The O’Higgins regional zone recorded a 62.4 percent positive rate; the Valparaíso region recorded 36.5 percent; Tarapacá 32.8 percent. The Antofagasta region, the heart of the mining industry representing more than half of Chile’s mining output of copper, potassium nitrate, gold, iodine, and lithium, recorded 46.1 percent positive rate.

But even under these catastrophic conditions, the entire Chilean government, with the assistance of the corporatist unions, have refused to shut down the mining cash cow. The working class in the mining industry is supporting the entire state, which in turn has since March provided a myriad of tax and financial incentives to the financial and corporate elite. Total wealth, including liquid, financial and real assets, of the 31 most powerful economic groups reached US$490 billion last year.

Earlier in March, the Copper Mineworkers’ Federation, the CTC made a mealy-mouthed call on the government to close non-essential services. More recently, they said they wanted to “request, as the largest mining organization in Chile, a tripartite dialogue table, which is capable of unifying criteria in terms of health protocols, control measures and prevention to prevent even more mining workers from becoming infected.”

But it was their cynical advice to mineworkers that should be inscribed on the corporatist organisation’s epitaph. The CTC said workers should use the Labor Code to “interrupt or abandon their work because the conditions to protect the life and health of the workers do not exist.
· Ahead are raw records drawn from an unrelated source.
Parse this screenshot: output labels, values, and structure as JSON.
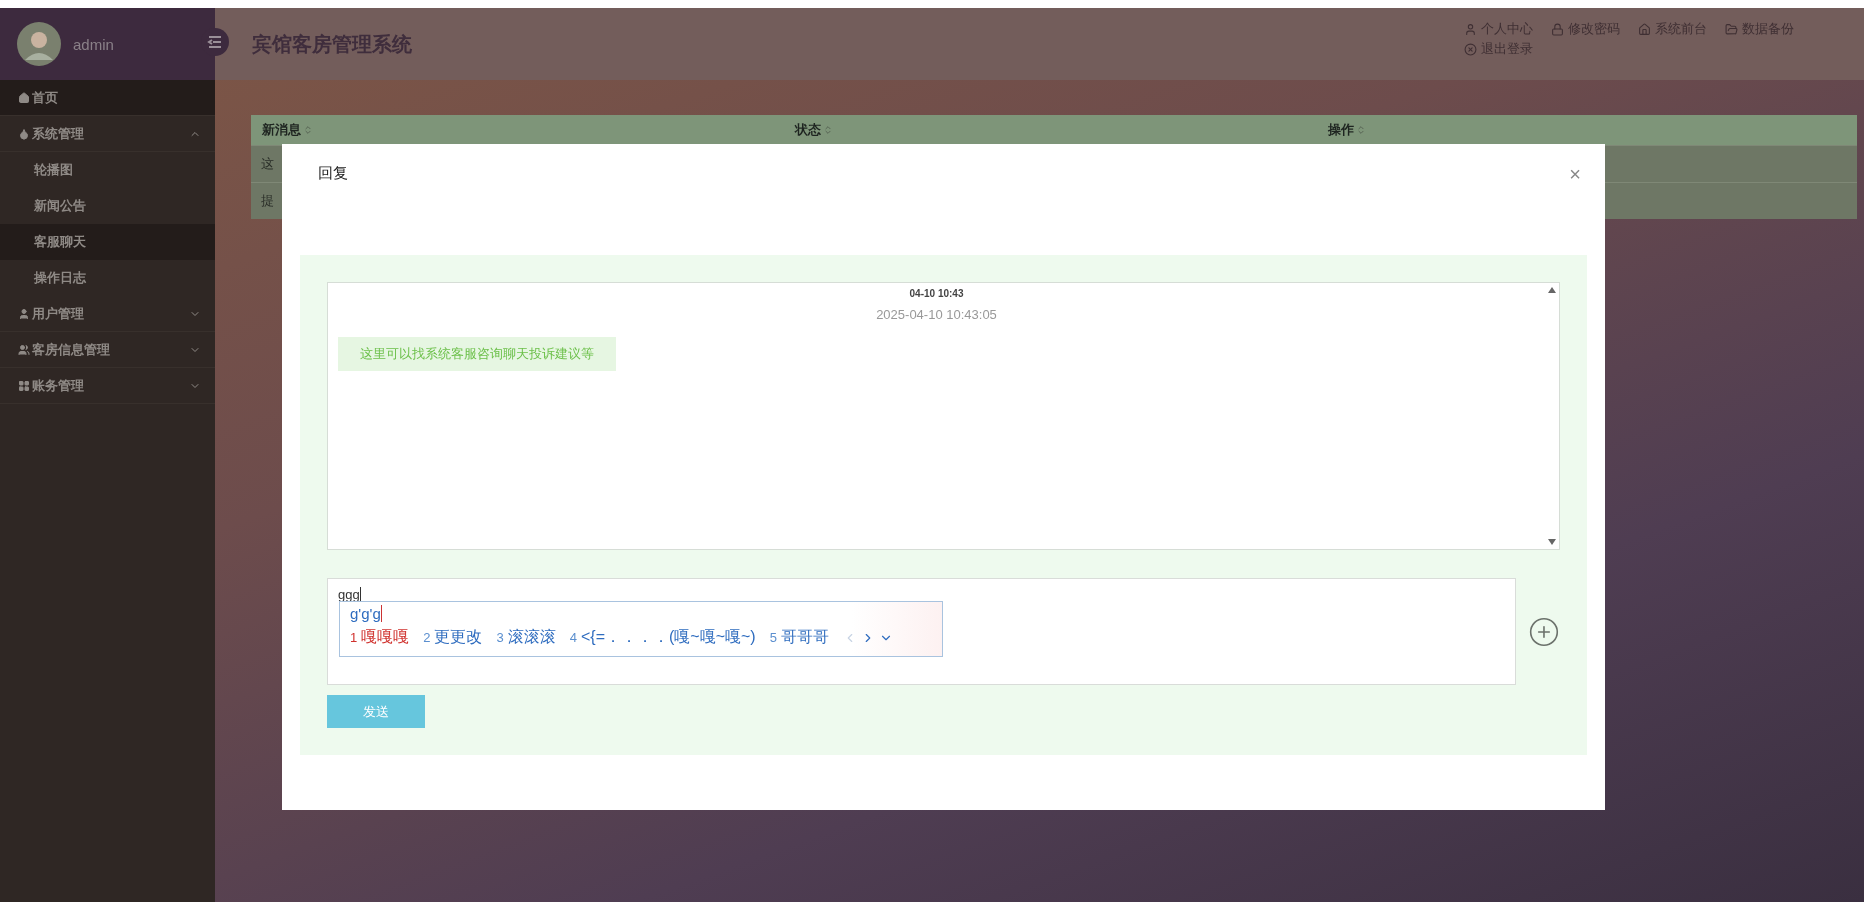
{
  "sidebar": {
    "user": "admin",
    "items": [
      {
        "label": "首页",
        "selected": true
      },
      {
        "label": "系统管理",
        "selected": false,
        "expanded": true,
        "children": [
          {
            "label": "轮播图",
            "selected": false
          },
          {
            "label": "新闻公告",
            "selected": false
          },
          {
            "label": "客服聊天",
            "selected": true
          },
          {
            "label": "操作日志",
            "selected": false
          }
        ]
      },
      {
        "label": "用户管理",
        "selected": false,
        "expanded": false
      },
      {
        "label": "客房信息管理",
        "selected": false,
        "expanded": false
      },
      {
        "label": "账务管理",
        "selected": false,
        "expanded": false
      }
    ]
  },
  "header": {
    "title": "宾馆客房管理系统",
    "links": [
      "个人中心",
      "修改密码",
      "系统前台",
      "数据备份",
      "退出登录"
    ]
  },
  "table": {
    "columns": [
      "新消息",
      "状态",
      "操作"
    ],
    "rows": [
      {
        "column_1": "这"
      },
      {
        "column_1": "提"
      }
    ]
  },
  "dialog": {
    "title": "回复",
    "close": "×",
    "chat": {
      "header": "04-10 10:43",
      "time": "2025-04-10 10:43:05",
      "messages": [
        "这里可以找系统客服咨询聊天投诉建议等"
      ]
    },
    "input": {
      "value": "ggg"
    },
    "ime": {
      "composition": "g'g'g",
      "candidates": [
        {
          "number": "1",
          "text": "嘎嘎嘎",
          "selected": true
        },
        {
          "number": "2",
          "text": "更更改",
          "selected": false
        },
        {
          "number": "3",
          "text": "滚滚滚",
          "selected": false
        },
        {
          "number": "4",
          "text": "<{=．．．．(嘎~嘎~嘎~)",
          "selected": false
        },
        {
          "number": "5",
          "text": "哥哥哥",
          "selected": false
        }
      ]
    },
    "send": "发送"
  }
}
To that end, workers who are dismissed in reprisal for having protected their right to life and health may apply to the Labour Inspectorate and the Labour Courts for the appropriate action.”
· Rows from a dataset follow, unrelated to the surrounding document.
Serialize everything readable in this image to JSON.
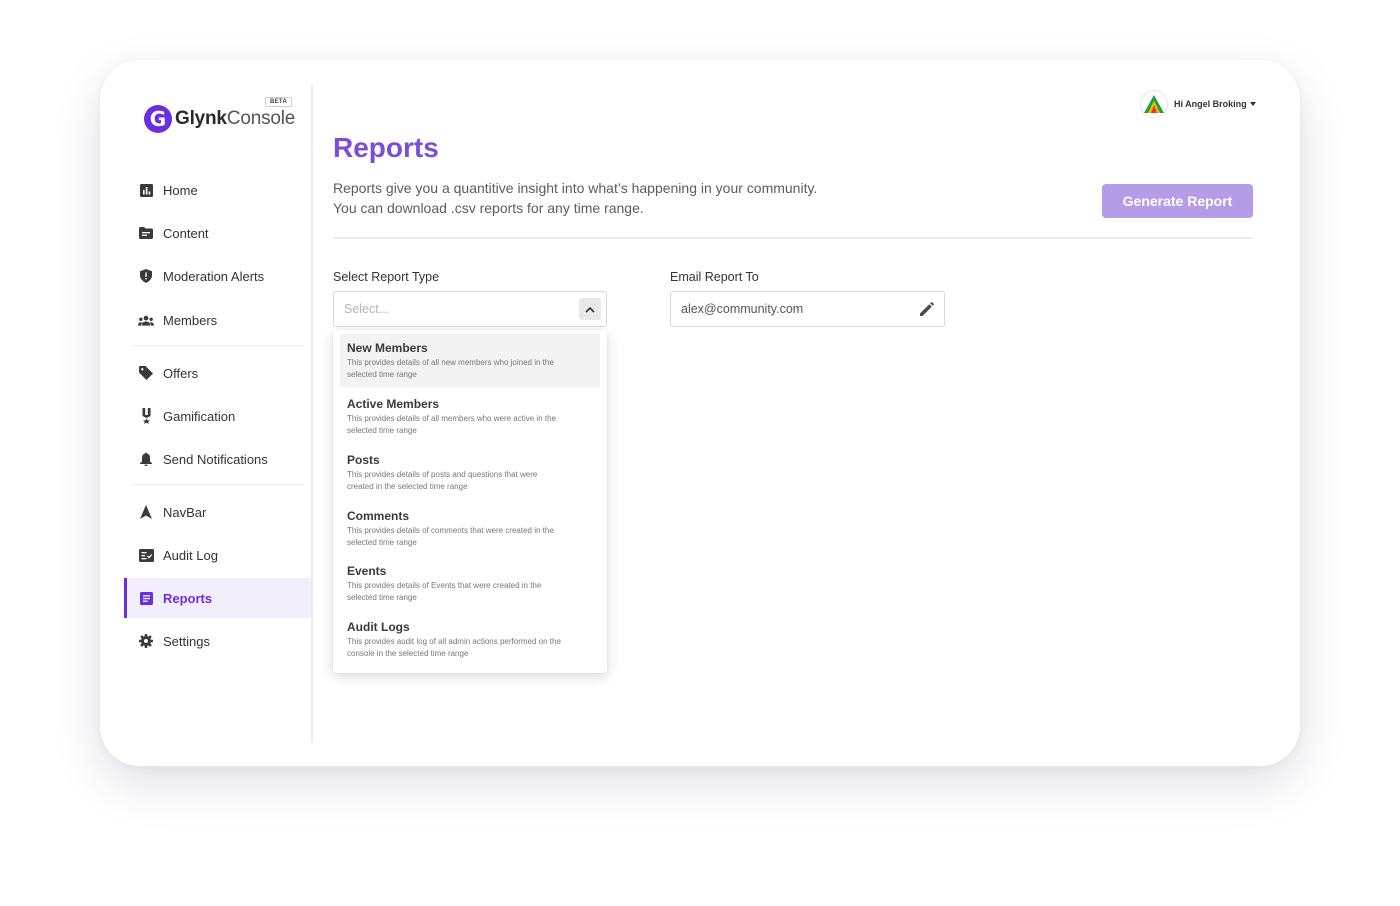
{
  "brand": {
    "name_bold": "Glynk",
    "name_light": "Console",
    "beta": "BETA",
    "mark": "G"
  },
  "user": {
    "greeting": "Hi Angel Broking"
  },
  "sidebar": {
    "items": [
      {
        "label": "Home",
        "icon": "bar-chart-icon"
      },
      {
        "label": "Content",
        "icon": "folder-icon"
      },
      {
        "label": "Moderation Alerts",
        "icon": "shield-alert-icon"
      },
      {
        "label": "Members",
        "icon": "people-icon"
      },
      {
        "label": "Offers",
        "icon": "tag-icon"
      },
      {
        "label": "Gamification",
        "icon": "medal-icon"
      },
      {
        "label": "Send Notifications",
        "icon": "bell-icon"
      },
      {
        "label": "NavBar",
        "icon": "navigation-arrow-icon"
      },
      {
        "label": "Audit Log",
        "icon": "checklist-icon"
      },
      {
        "label": "Reports",
        "icon": "document-icon",
        "active": true
      },
      {
        "label": "Settings",
        "icon": "gear-icon"
      }
    ]
  },
  "page": {
    "title": "Reports",
    "desc_line1": "Reports give you a quantitive insight into what’s happening in your community.",
    "desc_line2": "You can download .csv reports for any time range.",
    "generate_label": "Generate Report"
  },
  "form": {
    "report_type_label": "Select Report Type",
    "report_type_placeholder": "Select...",
    "email_label": "Email Report To",
    "email_value": "alex@community.com"
  },
  "options": [
    {
      "title": "New Members",
      "desc1": "This provides details of all new members who joined in the",
      "desc2": "selected time range"
    },
    {
      "title": "Active Members",
      "desc1": "This provides details of all members who were active in the",
      "desc2": "selected time range"
    },
    {
      "title": "Posts",
      "desc1": "This provides details of posts and questions that were",
      "desc2": "created in the selected time range"
    },
    {
      "title": "Comments",
      "desc1": "This provides details of comments that were created in the",
      "desc2": "selected time range"
    },
    {
      "title": "Events",
      "desc1": "This provides details of Events that were created in the",
      "desc2": "selected time range"
    },
    {
      "title": "Audit Logs",
      "desc1": "This provides audit log of all admin actions performed on the",
      "desc2": "console in the selected time range"
    }
  ],
  "colors": {
    "accent": "#6a2ee0",
    "title": "#7a4fd6",
    "button": "#b59ce8",
    "active_bg": "#f2eefc"
  }
}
This throwing the workers to the wolves reveals in the starkest colours the corporatist character of the bankrupt union apparatus. Since the late 1970s and early 1980s, with the developments of globalised production, which not by accident coincided with Chilean dictator Augusto Pinochet’s economic shock measures, the national reformist unions were transformed into instruments that police the workforce and implement the corporate agenda of internationally mobile capital.

These profound economic changes in the capitalist mode of production also transformed the economic nationalist political parties like the Chilean Socialist Party which was groomed in this period for reinsertion back into the capitalist state through the so-called Concertación de Partidos por la Democracia. If the Stalinist Chilean Communist Party was unable to enter into the centre-left coalition that held power for the first 20 years of civilian rule, it wasn’t for the lack of trying.

The executive and the parliament, in the midst of the pandemic, have introduced laws to facilitate the furloughing of labour without having to pay any entitlements under the “Employment Protection Law”. They have put into practise “Electronic Settlements” allowing massive layoffs without the right of workers to make any claims, and suspended Collective Negotiations for the duration of the State of Exception decreed on March 18, 2020 and extended for another 90 days in June.

The working class is paying for this crisis with its lives and livelihoods. It can only put a stop to this carnage by advancing an independent socialist internationalist political perspective. To this end the International Committee of the Fourth International, which publishes the World Socialist Web Site has pledged to assist the working class by providing it the essential tactical, strategic and programmatic direction. This requires above all the building of a section of the Fourth International in Chile. We appeal to workers, students, and all those who recognize the need for the socialist reorganization of the world to secure the future of humanity, to join us in this struggle.